Route information
- Maintained by Secretariat of Infrastructure, Communications and Transportation

Major junctions
- North end: SR 188 at the US-Mexico border
- Fed. 2 in Tecate, Baja California Fed. 1 in Ensenada
- South end: Fed. 5 in El Chinero, Baja California

Location
- Country: Mexico
- State: Baja California

Highway system
- Mexican Federal Highways; List; Autopistas;
| ← Fed. 2D |  | → Fed. 5 |

= Mexican Federal Highway 3 =

Highway in Mexico

Federal Highway 3 (Carretera Federal 3, Fed. 3 ) is a tollfree part of the federal highway corridors (los corredores carreteros federales). One segment connects Tecate (and California State Route 188 on the US-Mexico border) to Ensenada in Baja California. This segment ends at its junction with Fed. 1 at El Sauzal Rodriguez, just a little north of Ensenada. This segment of the highway is 112 km long.

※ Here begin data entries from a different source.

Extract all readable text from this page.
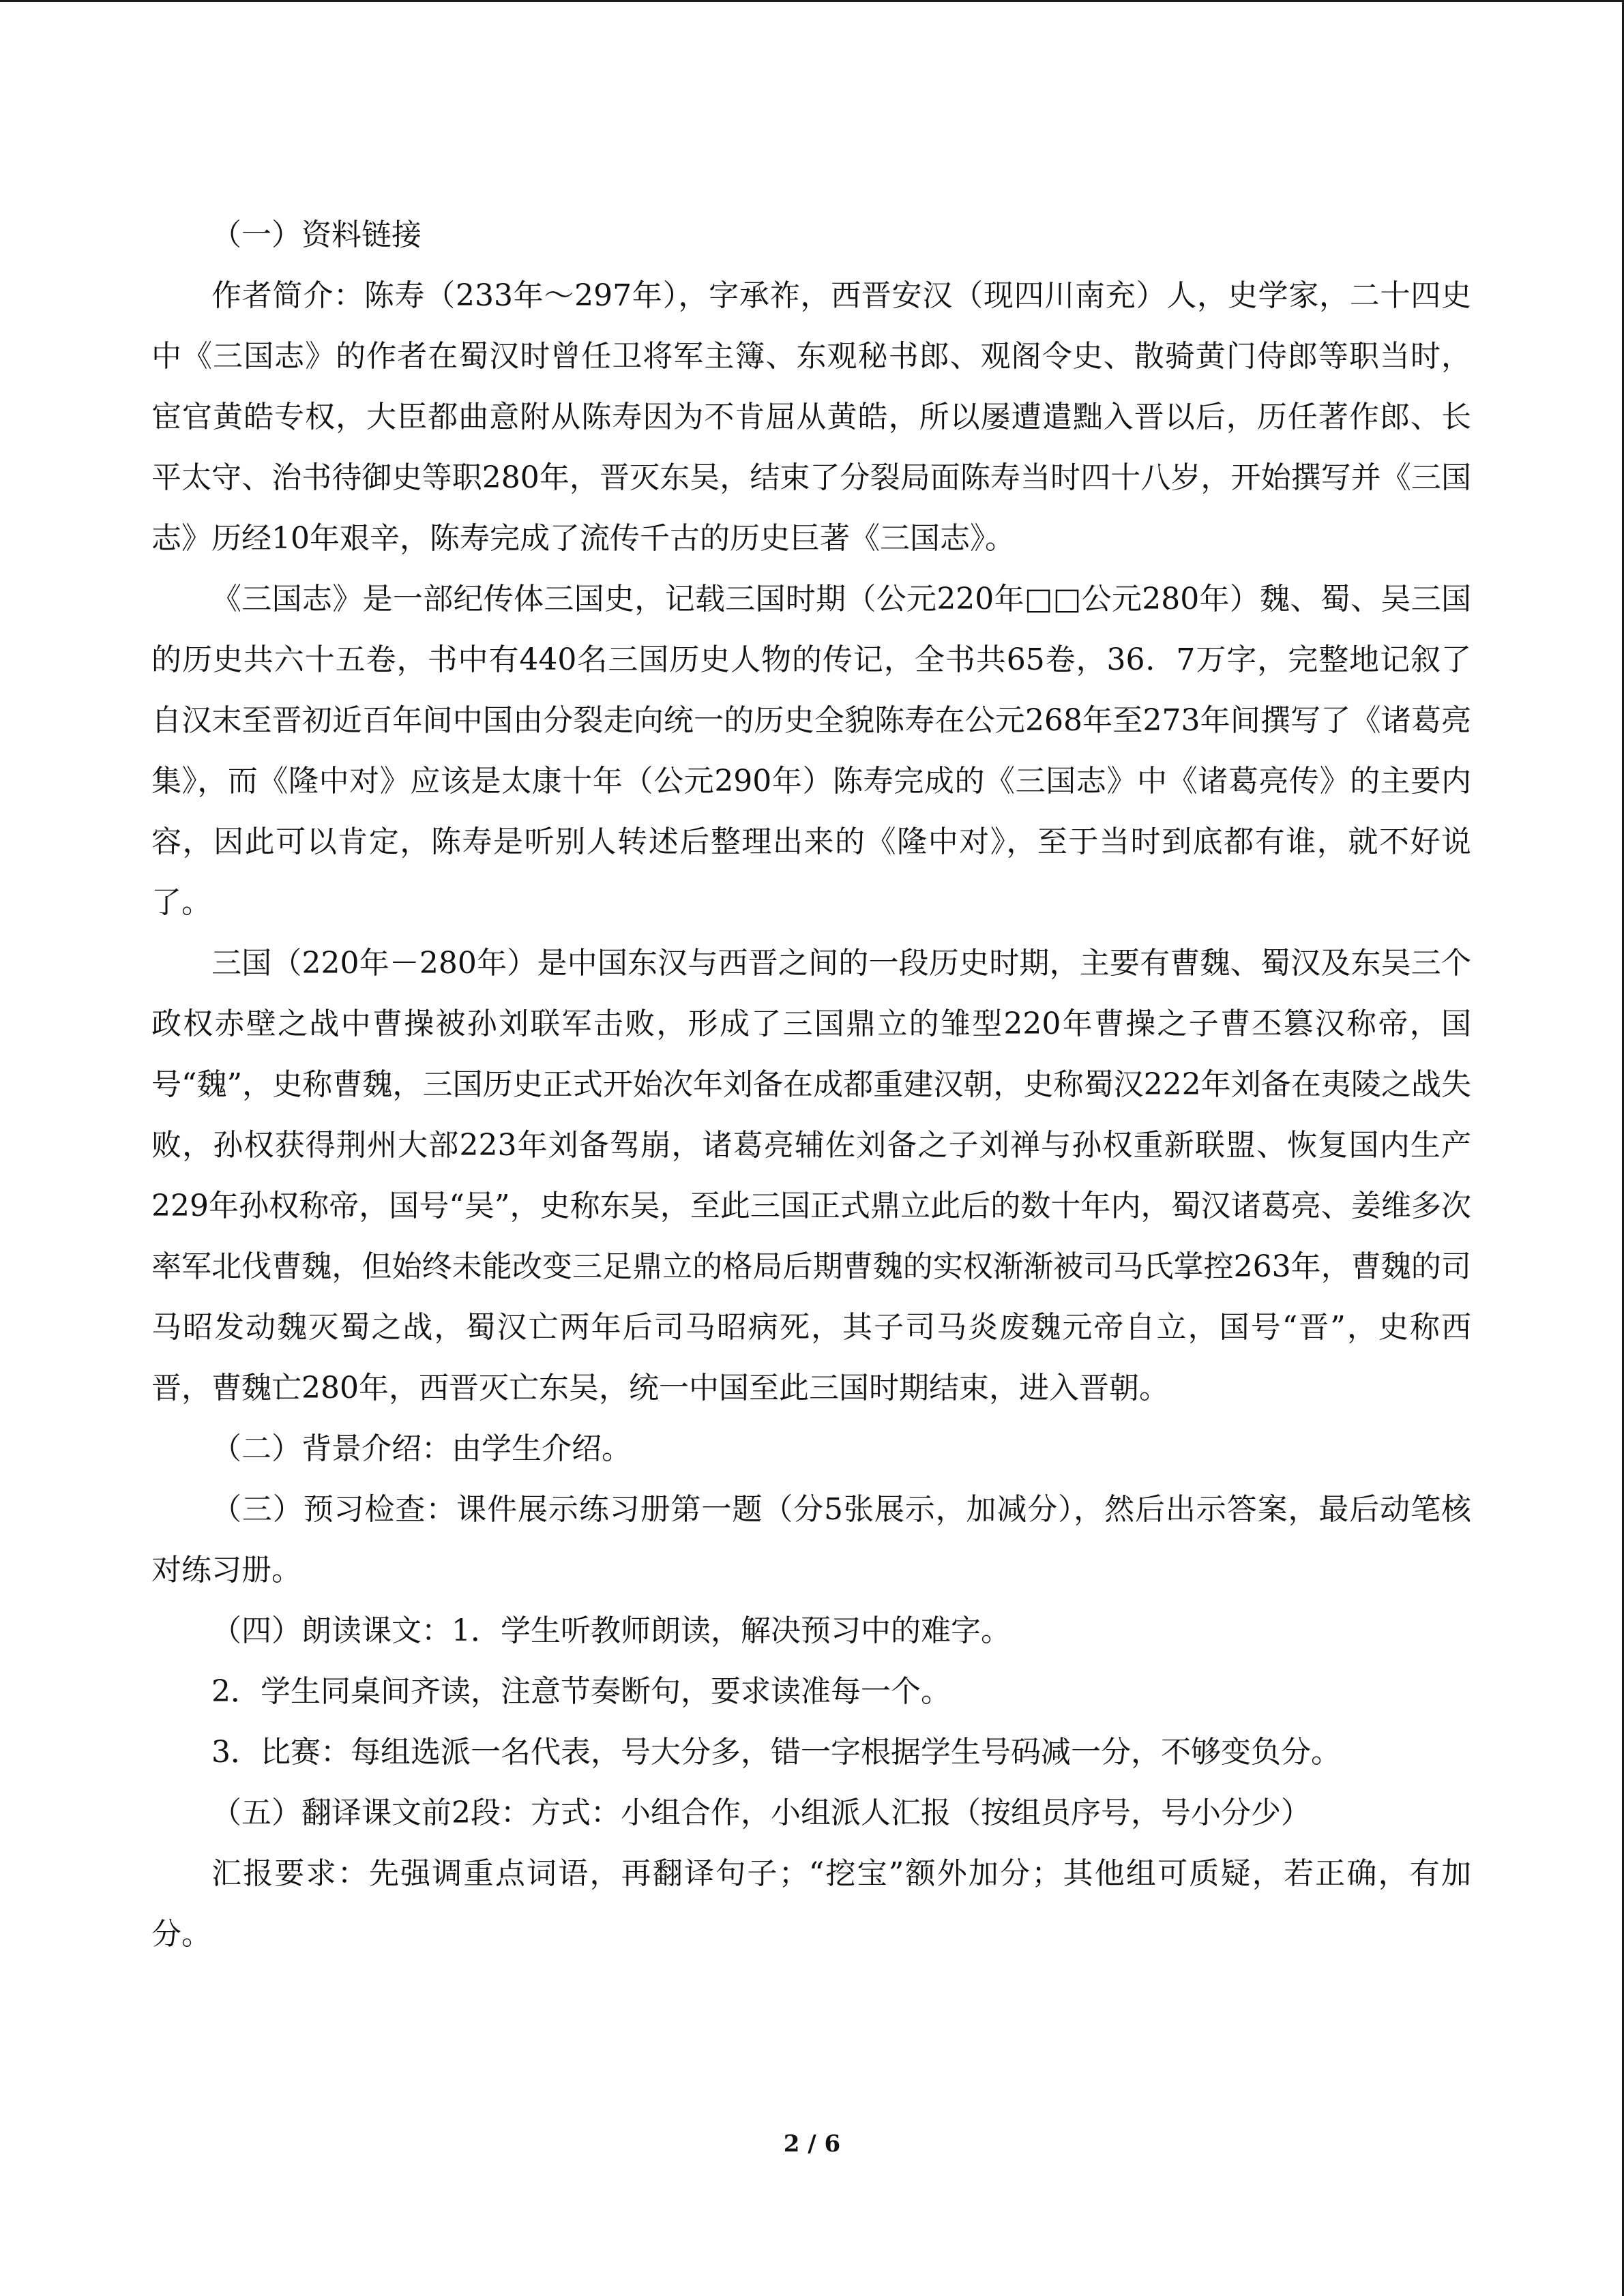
（一）资料链接

作者简介：陈寿（233年～297年），字承祚，西晋安汉（现四川南充）人，史学家，二十四史中《三国志》的作者在蜀汉时曾任卫将军主簿、东观秘书郎、观阁令史、散骑黄门侍郎等职当时，宦官黄皓专权，大臣都曲意附从陈寿因为不肯屈从黄皓，所以屡遭遣黜入晋以后，历任著作郎、长平太守、治书待御史等职280年，晋灭东吴，结束了分裂局面陈寿当时四十八岁，开始撰写并《三国志》历经10年艰辛，陈寿完成了流传千古的历史巨著《三国志》。

《三国志》是一部纪传体三国史，记载三国时期（公元220年□□公元280年）魏、蜀、吴三国的历史共六十五卷，书中有440名三国历史人物的传记，全书共65卷，36．7万字，完整地记叙了自汉末至晋初近百年间中国由分裂走向统一的历史全貌陈寿在公元268年至273年间撰写了《诸葛亮集》，而《隆中对》应该是太康十年（公元290年）陈寿完成的《三国志》中《诸葛亮传》的主要内容，因此可以肯定，陈寿是听别人转述后整理出来的《隆中对》，至于当时到底都有谁，就不好说了。

三国（220年－280年）是中国东汉与西晋之间的一段历史时期，主要有曹魏、蜀汉及东吴三个政权赤壁之战中曹操被孙刘联军击败，形成了三国鼎立的雏型220年曹操之子曹丕篡汉称帝，国号“魏”，史称曹魏，三国历史正式开始次年刘备在成都重建汉朝，史称蜀汉222年刘备在夷陵之战失败，孙权获得荆州大部223年刘备驾崩，诸葛亮辅佐刘备之子刘禅与孙权重新联盟、恢复国内生产229年孙权称帝，国号“吴”，史称东吴，至此三国正式鼎立此后的数十年内，蜀汉诸葛亮、姜维多次率军北伐曹魏，但始终未能改变三足鼎立的格局后期曹魏的实权渐渐被司马氏掌控263年，曹魏的司马昭发动魏灭蜀之战，蜀汉亡两年后司马昭病死，其子司马炎废魏元帝自立，国号“晋”，史称西晋，曹魏亡280年，西晋灭亡东吴，统一中国至此三国时期结束，进入晋朝。

（二）背景介绍：由学生介绍。

（三）预习检查：课件展示练习册第一题（分5张展示，加减分），然后出示答案，最后动笔核对练习册。

（四）朗读课文：1．学生听教师朗读，解决预习中的难字。

2．学生同桌间齐读，注意节奏断句，要求读准每一个。

3．比赛：每组选派一名代表，号大分多，错一字根据学生号码减一分，不够变负分。

（五）翻译课文前2段：方式：小组合作，小组派人汇报（按组员序号，号小分少）

汇报要求：先强调重点词语，再翻译句子；“挖宝”额外加分；其他组可质疑，若正确，有加分。

2 / 6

This segment of the highway is important because it shortens the distance between the Baja California peninsula and the interior of the country by providing a link with Fed. 2 bypassing Tijuana. It also connects Valle de Guadalupe, San Antonio de las Minas and Valle de Las Palmas.

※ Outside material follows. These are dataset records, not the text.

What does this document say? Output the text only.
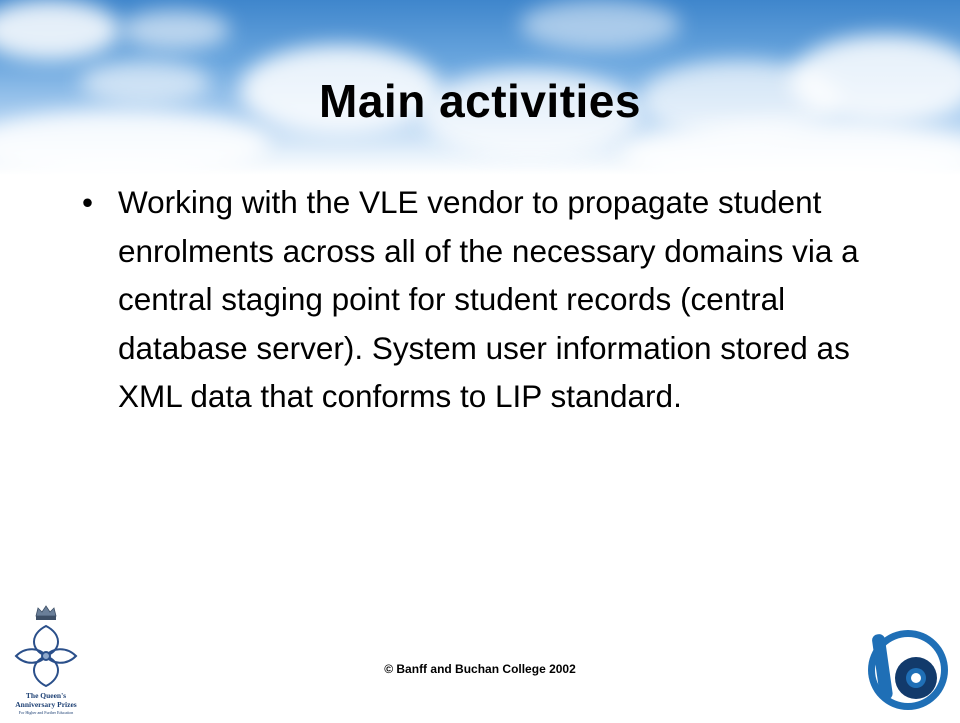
Main activities
• Working with the VLE vendor to propagate student enrolments across all of the necessary domains via a central staging point for student records (central database server). System user information stored as XML data that conforms to LIP standard.
The Queen's
Anniversary Prizes
For Higher and Further Education
© Banff and Buchan College 2002
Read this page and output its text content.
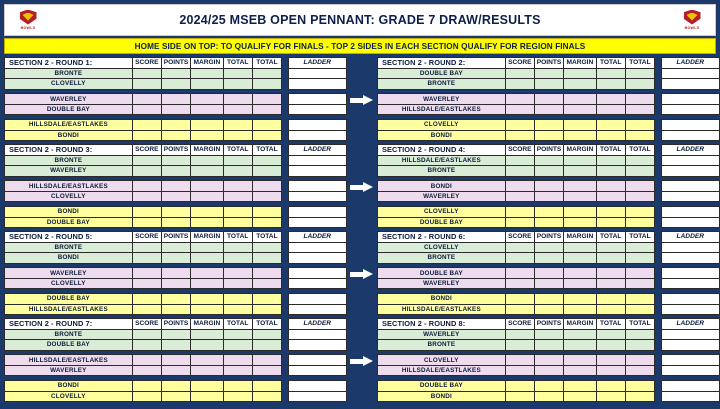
BOWLS
2024/25 MSEB OPEN PENNANT: GRADE 7 DRAW/RESULTS
BOWLS
HOME SIDE ON TOP: TO QUALIFY FOR FINALS - TOP 2 SIDES IN EACH SECTION QUALIFY FOR REGION FINALS
SECTION 2 - ROUND 1:	SCORE	POINTS	MARGIN	TOTAL	TOTAL		LADDER
BRONTE							
CLOVELLY							

WAVERLEY							
DOUBLE BAY							

HILLSDALE/EASTLAKES							
BONDI							
SECTION 2 - ROUND 2:	SCORE	POINTS	MARGIN	TOTAL	TOTAL		LADDER
DOUBLE BAY							
BRONTE							

WAVERLEY							
HILLSDALE/EASTLAKES							

CLOVELLY							
BONDI							
SECTION 2 - ROUND 3:	SCORE	POINTS	MARGIN	TOTAL	TOTAL		LADDER
BRONTE							
WAVERLEY							

HILLSDALE/EASTLAKES							
CLOVELLY							

BONDI							
DOUBLE BAY							
SECTION 2 - ROUND 4:	SCORE	POINTS	MARGIN	TOTAL	TOTAL		LADDER
HILLSDALE/EASTLAKES							
BRONTE							

BONDI							
WAVERLEY							

CLOVELLY							
DOUBLE BAY							
SECTION 2 - ROUND 5:	SCORE	POINTS	MARGIN	TOTAL	TOTAL		LADDER
BRONTE							
BONDI							

WAVERLEY							
CLOVELLY							

DOUBLE BAY							
HILLSDALE/EASTLAKES							
SECTION 2 - ROUND 6:	SCORE	POINTS	MARGIN	TOTAL	TOTAL		LADDER
CLOVELLY							
BRONTE							

DOUBLE BAY							
WAVERLEY							

BONDI							
HILLSDALE/EASTLAKES							
SECTION 2 - ROUND 7:	SCORE	POINTS	MARGIN	TOTAL	TOTAL		LADDER
BRONTE							
DOUBLE BAY							

HILLSDALE/EASTLAKES							
WAVERLEY							

BONDI							
CLOVELLY							
SECTION 2 - ROUND 8:	SCORE	POINTS	MARGIN	TOTAL	TOTAL		LADDER
WAVERLEY							
BRONTE							

CLOVELLY							
HILLSDALE/EASTLAKES							

DOUBLE BAY							
BONDI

A second segment of the highway, 196 km, begins at Fed. 1 in Ensenada and links Ensenada with Fed. 5 near the east coast of the Baja California peninsula. Their junction in the town of El Chinero is 55 km north of San Felipe, Baja California. There is a military inspection station just south of the junction, where all passing vehicles in both directions are subject to search.